German media group Kirch said on Friday it was on the verge of securing financing that will enable it and debt-laden partner EM.TV & Merchandising to buy another 25 percent stake of Formula One holding SLEC.

German media group Kirch said on Friday it was on the verge of securing financing that will enable it and debt-laden partner EM.TV & Merchandising to buy another 25 percent stake of Formula One holding SLEC.

"The financing will be completed by Saturday," Kirch spokesman Hartmut Schultz told Reuters.

German media company EM.TV holds a call option to buy the SLEC stake for close to $1 billion from racing mogul Bernie Ecclestone, who currently owns half of SLEC, which holds the broadcasting rights to Formula One until 2010.

Last week, Kirch acquired 25.1 percent of EM.TV's voting rights and almost half of the troubled company's 50 percent stake in SLEC.

Kirch has said it would also back a loan to enable EM.TV to exercise the option, which would leave Kirch and its partner controlling 75 percent and Ecclestone 25 percent of SLEC.

Ecclestone and the International Automobile Federation (FIA) are opposing the purchase, which requires the approval of the FIA's general assembly.

The presidents of 157 motor sports organisations from 118 countries form the FIA's general assembly. Each country holds one vote.

Earlier on Friday, the Wall Street Journal cited unnamed sources as saying that at least four banks had denied Kirch a loan to finance the additional stake because Ecclestone has said he would veto the rescue deal between Kirch and EM.TV. The paper said Kirch needs to complete the financing on Saturday.

One London-based analyst said: "I've always been very distrustful that Kirch will come up with the goods but there are always banks out there that will lend money against assets."

Analysts said that a number of banks already had large exposure to EM.TV, including Credit Suisse First Boston, WestLB and Lehman Brothers.

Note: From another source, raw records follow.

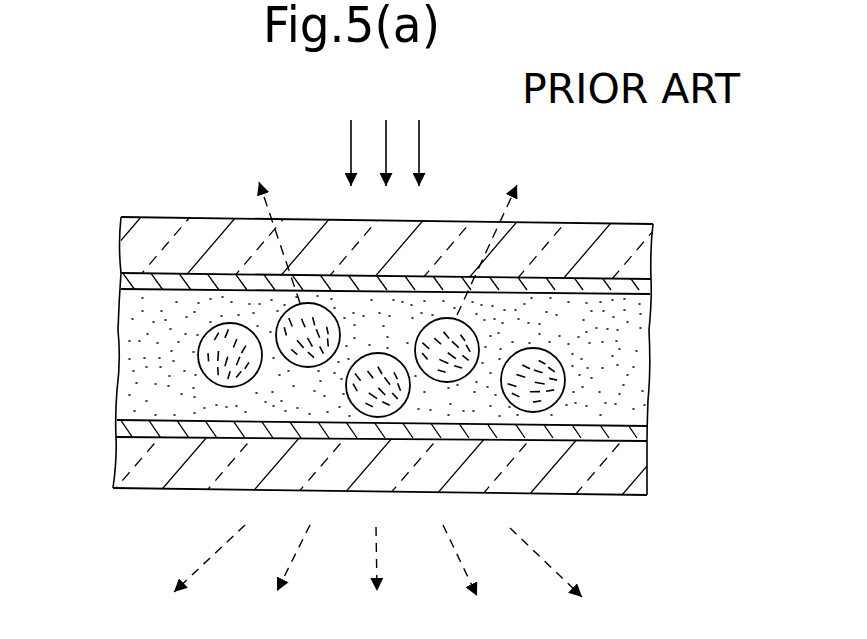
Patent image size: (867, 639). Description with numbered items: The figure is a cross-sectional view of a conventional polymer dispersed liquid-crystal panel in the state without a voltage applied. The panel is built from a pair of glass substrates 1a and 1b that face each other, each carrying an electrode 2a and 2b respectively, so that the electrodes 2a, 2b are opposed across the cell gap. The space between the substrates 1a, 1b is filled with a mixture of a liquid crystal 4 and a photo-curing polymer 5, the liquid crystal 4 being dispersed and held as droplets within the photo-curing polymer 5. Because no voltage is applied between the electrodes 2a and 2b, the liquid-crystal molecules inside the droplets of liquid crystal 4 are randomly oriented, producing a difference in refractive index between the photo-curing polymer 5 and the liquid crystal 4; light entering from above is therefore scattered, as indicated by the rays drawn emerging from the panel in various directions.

The glass substrate 1a is at (643, 256).
The glass substrate 1b is at (632, 472).
The electrode 2a is at (647, 284).
The electrode 2b is at (647, 431).
The liquid crystal 4 is at (567, 375).
The photo-curing polymer 5 is at (143, 402).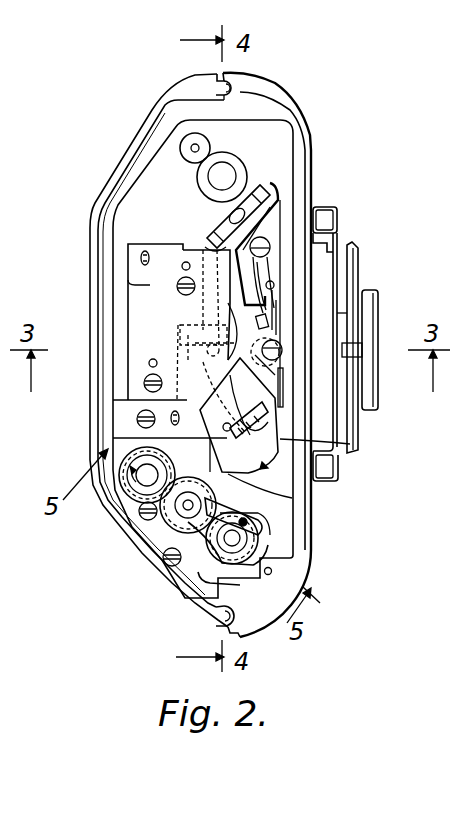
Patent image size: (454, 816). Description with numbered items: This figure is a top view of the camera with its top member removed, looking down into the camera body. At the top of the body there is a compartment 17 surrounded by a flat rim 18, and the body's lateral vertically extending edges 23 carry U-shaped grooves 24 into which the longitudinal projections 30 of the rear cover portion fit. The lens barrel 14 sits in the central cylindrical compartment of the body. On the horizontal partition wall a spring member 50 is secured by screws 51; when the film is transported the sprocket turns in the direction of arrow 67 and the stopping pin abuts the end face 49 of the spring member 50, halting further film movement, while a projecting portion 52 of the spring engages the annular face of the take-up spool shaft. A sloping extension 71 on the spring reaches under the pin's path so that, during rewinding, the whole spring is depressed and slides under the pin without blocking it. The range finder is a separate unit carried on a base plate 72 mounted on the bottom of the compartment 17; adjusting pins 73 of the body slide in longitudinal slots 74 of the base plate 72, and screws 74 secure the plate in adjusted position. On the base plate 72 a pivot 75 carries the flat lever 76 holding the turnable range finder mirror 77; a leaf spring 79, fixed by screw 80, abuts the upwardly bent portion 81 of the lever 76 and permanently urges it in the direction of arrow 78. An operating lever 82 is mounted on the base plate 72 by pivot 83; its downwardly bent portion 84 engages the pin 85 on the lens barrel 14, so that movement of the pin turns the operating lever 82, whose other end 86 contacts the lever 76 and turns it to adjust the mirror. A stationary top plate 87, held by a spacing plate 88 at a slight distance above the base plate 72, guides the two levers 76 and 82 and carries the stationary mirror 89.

The lens barrel 14 is at (140, 412).
The compartment 17 is at (280, 127).
The flat rim 18 is at (306, 155).
The lateral vertically extending edges 23 is at (218, 77).
The U-shaped grooves 24 is at (238, 93).
The longitudinal projections 30 is at (232, 82).
The end face 49 is at (257, 518).
The spring member 50 is at (198, 572).
The screws 51 is at (185, 533).
The projecting portion 52 is at (247, 527).
The arrow 67 is at (140, 500).
The sloping extension 71 is at (178, 527).
The base plate 72 is at (131, 244).
The adjusting pins 73 is at (137, 257).
The longitudinal slots 74 is at (280, 353).
The pivot 75 is at (250, 192).
The flat lever 76 is at (387, 512).
The turnable range finder mirror 77 is at (210, 235).
The arrow 78 is at (338, 478).
The leaf spring 79 is at (262, 268).
The screw 80 is at (262, 236).
The upwardly bent portion 81 is at (270, 323).
The operating lever 82 is at (130, 435).
The pivot 83 is at (268, 427).
The downwardly bent portion 84 is at (180, 327).
The pin 85 is at (178, 344).
The other end 86 is at (275, 458).
The stationary top plate 87 is at (140, 288).
The spacing plate 88 is at (147, 308).
The stationary mirror 89 is at (350, 444).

But Kirch may have other ways of raising the money. A source close to Kirch said the group would gain around one billion marks ($464 million) from the sale of a 51 percent stake in television decoder maker Beta Research to Deutsche Telekom.

The German cartel office said on Friday it would extend the review period for the deal to July 25 from February 26. The two companies had asked for the extension as the ongoing sale by Telekom of its regional cable network would remove a major obstacle to the Beta deal.

Deutsche Telekom said on Friday it had agreed to sell majority stakes in six regional cable TV companies to a partnership based around U.S. media investment vehicle Liberty Media.

Opposition of Three

Ecclestone and Max Mosley, the head of the FIA, are reported to be opposed to Kirch upping its stake in SLEC together with EM.TV.

Mosley has said that he would like to see a consortium of five leading Grand Prix car makers purchase a stake in SLEC.

Kirch owns the only pay television station in Germany, Europe's largest television market and German newspaper reports have suggested the media empire might use the Formula One races to prop up the ailing channel.

"We must be sure that whoever controls the television rights can fulfil all the obligations of the current contract," Mosley told Italy's Gazzetta dello Sport newspaper on Friday.

"And I ask myself whether Kirch, a man of pay-TV, is capable of doing so. We must talk about it but my impression is that the general assembly, which will make the decision, is not in favour of his coming in," he said.

Patrick Faure, the head of Renault Sport said on Thursday it was out of question that Formula One racing would be broadcast over pay-television channels.

German car magazine Auto, Motor und Sport earlier this week quoted Ecclestone as saying he had been asked by a consortium of five leading Grand Prix car constructors to look into the possibility of an alternative racing circuit.

Mosley said this is unlikely to happen: "I do not believe in such a hypothesis," he told Gazzetta.

By 1535 GMT, shares in EM.TV were up 3.3 percent to 6.20 Euros while the Neuer Markt Nemax 50 index was down 4.8 percent.

The share is trading about 95 percent below its 120 euros all-time high, following a collapse in the share price triggered when the debt-laden former Neuer Markt star slashed earnings forecasts late last year.